William sighed when he saw the extent of his cousin’s folly. The partnership between the two Darfords was dissolved.
It cost our hero much money but no great trouble to get his name changed from Darford to Germaine; and it was certainly very disadvantageous to his pecuniary interest to purchase Germaine-park, which was sold to him for at least three years’ purchase more than its value: but, in the height of his impatience to get into the fashionable world, all prudential motives appeared beneath his consideration. It was, as he fancied, part of the character of a man of spirit, the character he was now to assume and support for life, to treat pecuniary matters as below his notice. He bought Germaine-park, married Miss Germaine, and determined no mortal should ever find out, by his equipages or style of life, that he had not been born the possessor of this estate.
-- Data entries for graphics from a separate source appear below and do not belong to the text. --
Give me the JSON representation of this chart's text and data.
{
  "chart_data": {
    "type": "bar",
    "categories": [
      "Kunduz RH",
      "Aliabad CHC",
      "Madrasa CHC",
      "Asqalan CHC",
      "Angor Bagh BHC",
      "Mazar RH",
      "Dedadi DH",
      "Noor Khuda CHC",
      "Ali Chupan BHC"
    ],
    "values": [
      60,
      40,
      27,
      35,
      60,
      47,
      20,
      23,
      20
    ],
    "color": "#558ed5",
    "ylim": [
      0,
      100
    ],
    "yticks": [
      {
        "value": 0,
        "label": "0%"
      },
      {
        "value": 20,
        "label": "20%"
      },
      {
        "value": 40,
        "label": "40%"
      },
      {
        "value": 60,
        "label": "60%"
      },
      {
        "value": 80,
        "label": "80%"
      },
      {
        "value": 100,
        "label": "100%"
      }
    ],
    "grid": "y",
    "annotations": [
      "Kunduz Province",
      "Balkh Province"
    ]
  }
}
In this laudable resolution, it cannot possibly be doubted but that his bride encouraged him to the utmost of her power. She was eager to leave the county where his former friends and acquaintance resided; for they were people with whom, of course, it could not be expected that she should keep up any manner of intercourse. Charles, in whose mind vanity at this moment smothered every better feeling, was in reality glad of a pretext for breaking off all connexion with those whom he had formerly loved. He went to take leave of William in a fine chariot, on which the Germaine arms were ostentatiously blazoned. That real dignity, which arises from a sense of independence of mind, appeared in William’s manners; and quite overawed and abashed our hero, in the midst of all his finery and airs. “I hope, cousin William,” said Charles, “when you can spare time, though, to be sure, that is a thing hardly to be expected, as you are situated; but, in case you should be able any ways to make it convenient, I hope you will come and take a look at what we are doing at Germaine-park.”